SliceVision-F2I: A Synthetic Feature-to-Image Dataset for Visual Pattern Representation on Network Slices
Md. Abid Hasan Rafi, Mst. Fatematuj Johora, Pankaj Bhowmik
TL;DR
SliceVision-F2I introduces a synthetic KPI-to-image dataset for network slicing, pairing 10 KPIs with $16×16$ RGB encodings produced by four visual methods under realistic noise. It demonstrates that pattern-based CNNs using Perlin noise, neural wallpapering, fractal branching, or physically guided mappings can achieve near-perfect slice-type classification, outperforming traditional KPI-based ML even at low image resolutions. The dataset supports three slice types (eMBB, URLLC, mIoT) with deliberate class imbalance and realistic data gaps, serving as a benchmark for vision-based network analytics. The work highlights the potential of visual KPI representations to improve robustness to measurement uncertainty, enable real-time processing, and provide a flexible platform for future hybrid models and pattern-design optimization in network management.
Abstract
The emergence of 5G and 6G networks has established network slicing as a significant part of future service-oriented architectures, demanding refined identification methods supported by robust datasets. The article presents SliceVision-F2I, a dataset of synthetic samples for studying feature visualization in network slicing for next-generation networking systems.

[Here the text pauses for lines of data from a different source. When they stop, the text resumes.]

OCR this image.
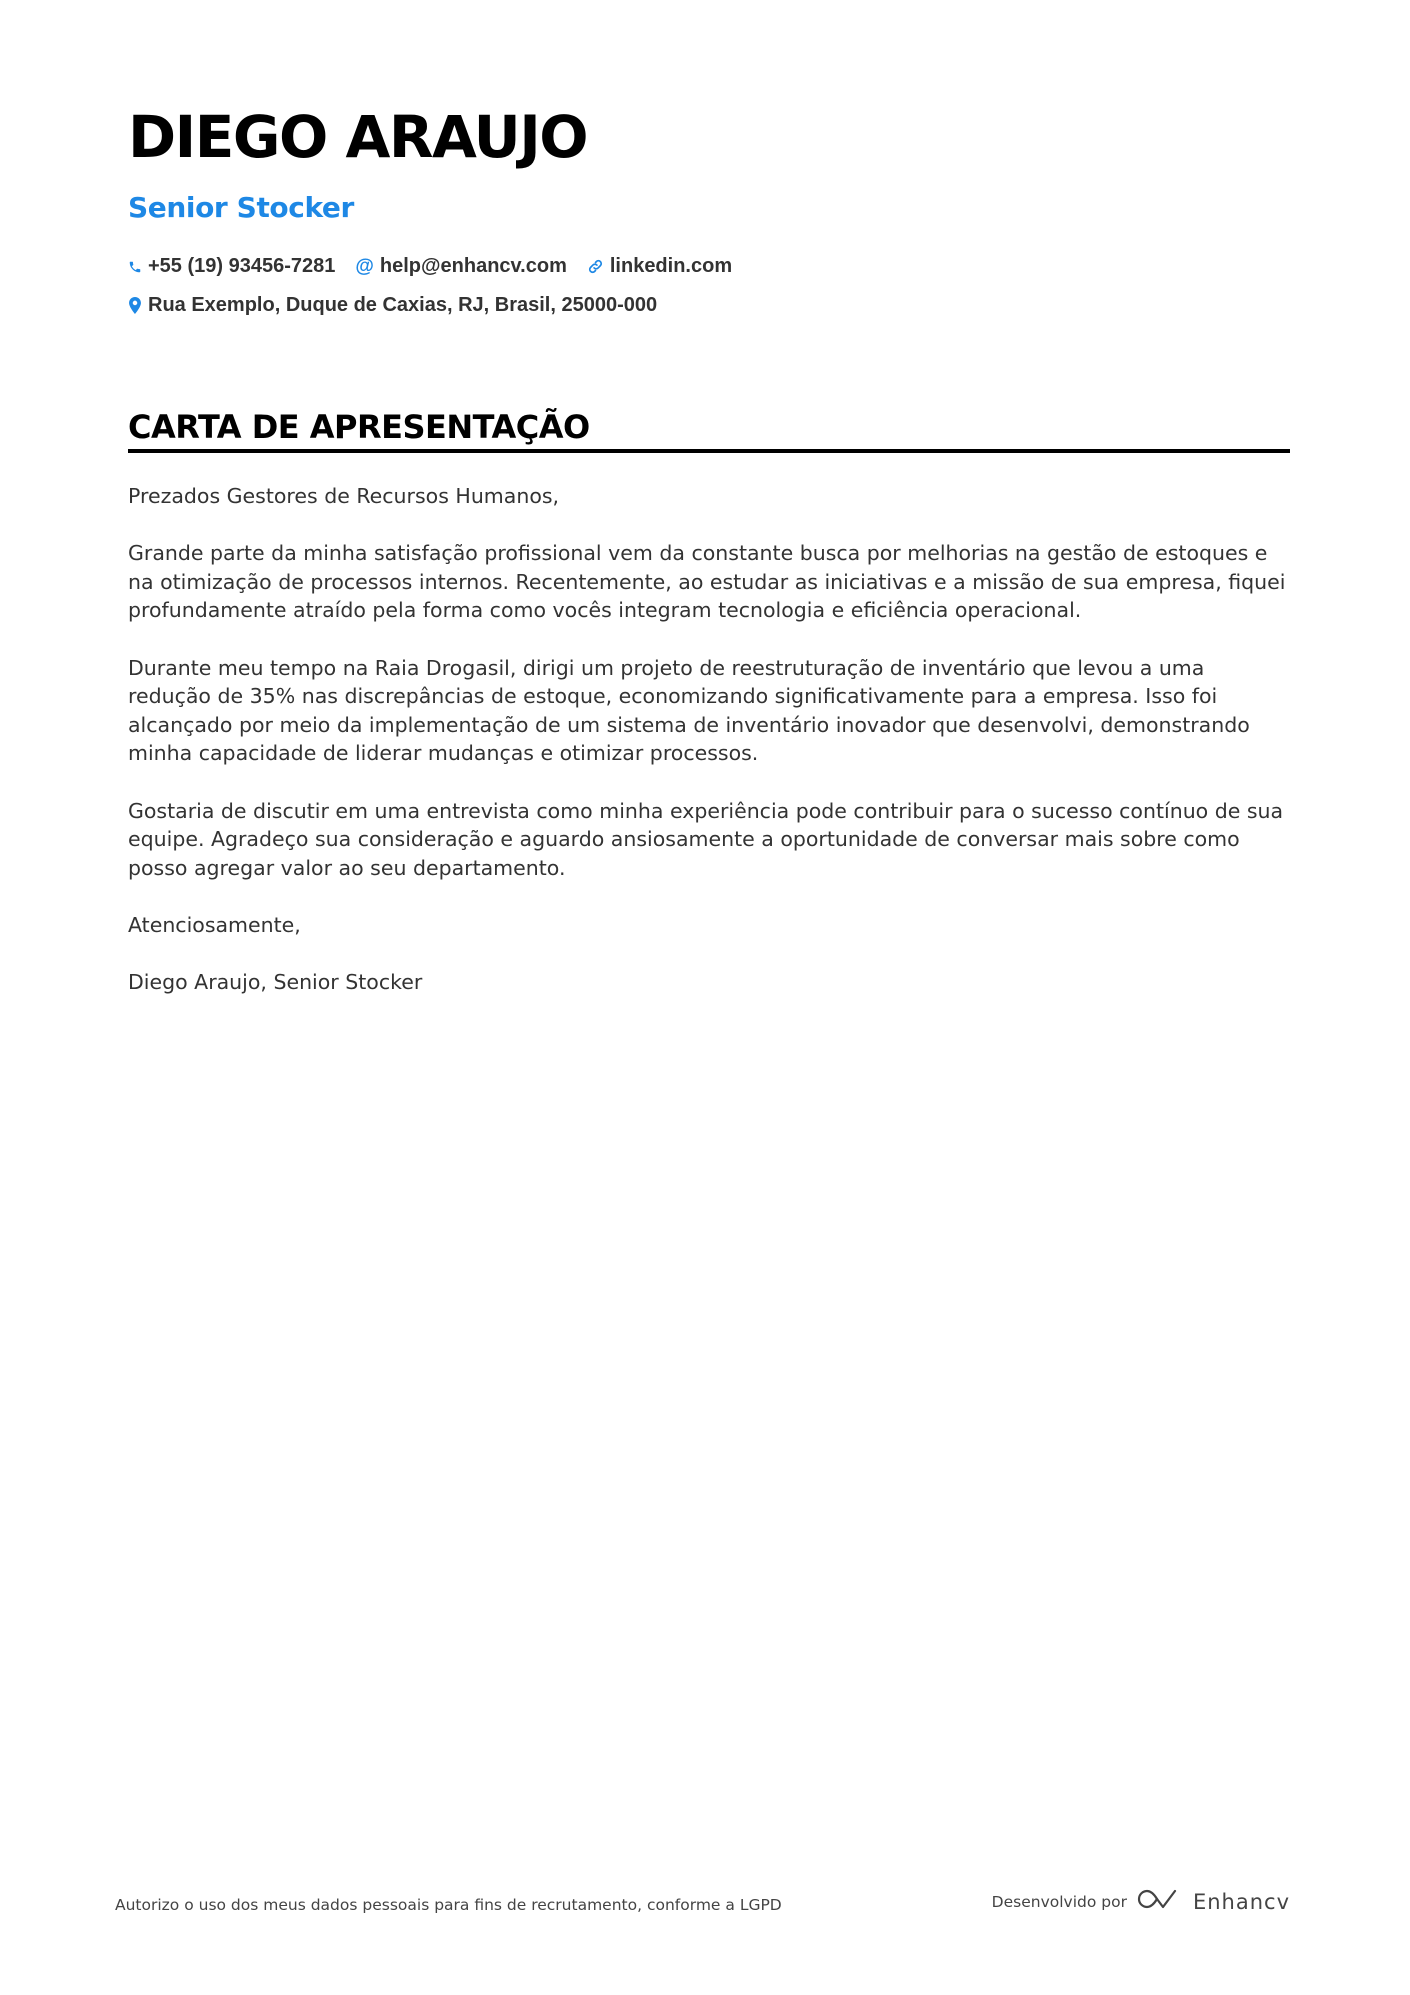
DIEGO ARAUJO
Senior Stocker
+55 (19) 93456-7281 @ help@enhancv.com linkedin.com
Rua Exemplo, Duque de Caxias, RJ, Brasil, 25000-000
CARTA DE APRESENTAÇÃO

Prezados Gestores de Recursos Humanos,

Grande parte da minha satisfação profissional vem da constante busca por melhorias na gestão de estoques e na otimização de processos internos. Recentemente, ao estudar as iniciativas e a missão de sua empresa, fiquei profundamente atraído pela forma como vocês integram tecnologia e eficiência operacional.

Durante meu tempo na Raia Drogasil, dirigi um projeto de reestruturação de inventário que levou a uma redução de 35% nas discrepâncias de estoque, economizando significativamente para a empresa. Isso foi alcançado por meio da implementação de um sistema de inventário inovador que desenvolvi, demonstrando minha capacidade de liderar mudanças e otimizar processos.

Gostaria de discutir em uma entrevista como minha experiência pode contribuir para o sucesso contínuo de sua equipe. Agradeço sua consideração e aguardo ansiosamente a oportunidade de conversar mais sobre como posso agregar valor ao seu departamento.

Atenciosamente,

Diego Araujo, Senior Stocker

Autorizo o uso dos meus dados pessoais para fins de recrutamento, conforme a LGPD	Desenvolvido por	Enhancv
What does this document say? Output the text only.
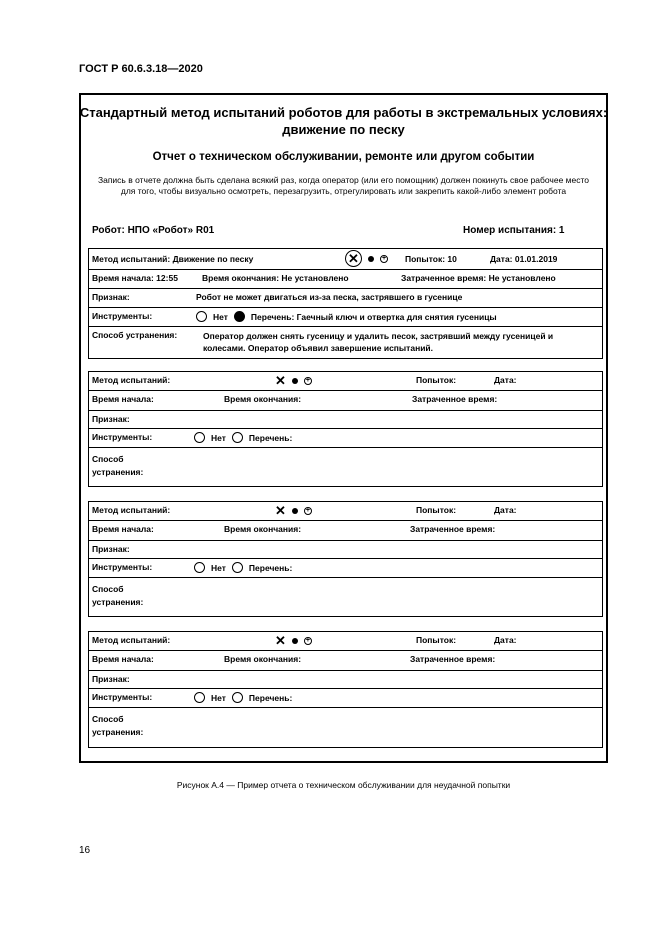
ГОСТ Р 60.6.3.18—2020
Стандартный метод испытаний роботов для работы в экстремальных условиях: движение по песку
Отчет о техническом обслуживании, ремонте или другом событии
Запись в отчете должна быть сделана всякий раз, когда оператор (или его помощник) должен покинуть свое рабочее место для того, чтобы визуально осмотреть, перезагрузить, отрегулировать или закрепить какой-либо элемент робота
Робот: НПО «Робот» R01	Номер испытания: 1
Метод испытаний: Движение по песку	✕	+ Попыток: 10	Дата: 01.01.2019
Время начала: 12:55	Время окончания: Не установлено	Затраченное время: Не установлено
Признак:	Робот не может двигаться из-за песка, застрявшего в гусенице
Инструменты:	Нет	Перечень: Гаечный ключ и отвертка для снятия гусеницы
Способ устранения:	Оператор должен снять гусеницу и удалить песок, застрявший между гусеницей и колесами. Оператор объявил завершение испытаний.
Метод испытаний:	✕	+	Попыток:	Дата:
Время начала:	Время окончания:	Затраченное время:
Признак:
Инструменты:	Нет	Перечень:
Способ
устранения:
Метод испытаний:	✕	+	Попыток:	Дата:
Время начала:	Время окончания:	Затраченное время:
Признак:
Инструменты:	Нет	Перечень:
Способ
устранения:
Метод испытаний:	✕	+	Попыток:	Дата:
Время начала:	Время окончания:	Затраченное время:
Признак:
Инструменты:	Нет	Перечень:
Способ
устранения:
Рисунок А.4 — Пример отчета о техническом обслуживании для неудачной попытки
16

The dataset transforms multivariate Key Performance Indicator (KPI) vectors into visual representations through four distinct encoding methods: physically inspired mappings, Perlin noise, neural wallpapering, and fractal branching. For each encoding method, 30,000 samples are generated, each comprising a raw KPI vector and a corresponding RGB image at low-resolution pixels. The dataset simulates realistic and noisy network conditions to reflect operational uncertainties and measurement imperfections. SliceVision-F2I is suitable for tasks involving visual learning, network state classification, anomaly detection, and benchmarking of image-based machine learning techniques applied to network data. The dataset is publicly available and can be reused in various research contexts, including multivariate time series analysis, synthetic data generation, and feature-to-image transformations.